In this report, we discuss trends on retail payment behaviour across time periods and different geographies, stakeholders' perspectives on credit cards and the earnings model of the credit card business.
On a risk-adjusted basis, we believe that this business is quite profitable on a through-the-cycle basis.
Swipe to earn. We initiate coverage on SBI Cards (SBIC) with an ‘add’ rating and fair value of Rs 900. We believe that the positives of strong revenue growth led by rising and underpenetrated payments play, highly profitable lending book and benefit of a strong parentage that can lower the origination risk are partly offset by expensive valuations. We like the space as it is one of the few areas where we see strong growth prospects and we like SBIC given its strong market share.

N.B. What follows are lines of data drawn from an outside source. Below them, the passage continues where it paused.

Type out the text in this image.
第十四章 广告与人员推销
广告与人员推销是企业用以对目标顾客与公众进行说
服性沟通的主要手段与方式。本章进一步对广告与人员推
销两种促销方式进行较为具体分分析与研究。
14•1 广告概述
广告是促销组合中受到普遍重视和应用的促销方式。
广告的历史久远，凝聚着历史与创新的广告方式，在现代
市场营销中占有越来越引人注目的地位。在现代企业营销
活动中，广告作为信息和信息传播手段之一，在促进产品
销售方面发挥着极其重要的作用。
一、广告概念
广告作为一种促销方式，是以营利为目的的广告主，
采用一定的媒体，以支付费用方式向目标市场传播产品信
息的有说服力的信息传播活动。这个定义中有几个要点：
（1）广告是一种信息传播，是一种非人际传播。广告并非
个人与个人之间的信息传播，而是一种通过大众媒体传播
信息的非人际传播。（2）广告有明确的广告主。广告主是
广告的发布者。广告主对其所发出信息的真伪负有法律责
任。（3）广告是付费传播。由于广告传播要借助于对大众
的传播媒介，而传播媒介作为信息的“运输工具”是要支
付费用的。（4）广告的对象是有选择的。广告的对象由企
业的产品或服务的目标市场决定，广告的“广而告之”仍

We initiate coverage on SBI Cards (SBIC) with an ‘add’ rating, valuing the company at a fair value of Rs 900, which implies a valuation of 30X FY2023 EPS and ~8X PBR. This implies a 7% upside from current levels. SBIC has delivered strong earnings growth of 40% CAGR for FY2017-20 and we expect 30% CAGR for FY2020-24. With a reasonably long growth runway, we see valuation premium to remain high in the medium term which, in our view, should result in lower risk to multiple de-rating and remain a solid compounder.
There are two distinct characteristics that differentiate SBIC from other lending products, rapid expansion in infrastructure for accepting digital payments (online and offline) that has led to better digital adoption trends leading to a solid play on low risk payment-related income and ability to build a long-term lending relationship, which is high yielding, granular, short-term and yet, highly profitable. Low penetration of digital products implies that the growth trajectory is quite healthy.
In this report, we discuss trends on retail payment behaviour across time periods and different geographies, stakeholders’ perspectives on credit cards and the earnings model of the credit card business. On a risk-adjusted basis, we believe that this business is quite profitable on a through-the-cycle basis.
There are several risks to our thesis, SBIC is a standalone credit card company with limited access to data as compared to a traditional bank. The business is cyclical and expensive with greater emphasis on analytics. Earnings can be extremely volatile and different models in the credit card business can lead to wide variation among players in this segment. Regulatory intermediation on inter-change fees can lead to lower adoption rates. Intermediation of credit- or payment-related function through alternate products can disrupt SBIC’s business model. Relationship with SBI is crucial to build better returns.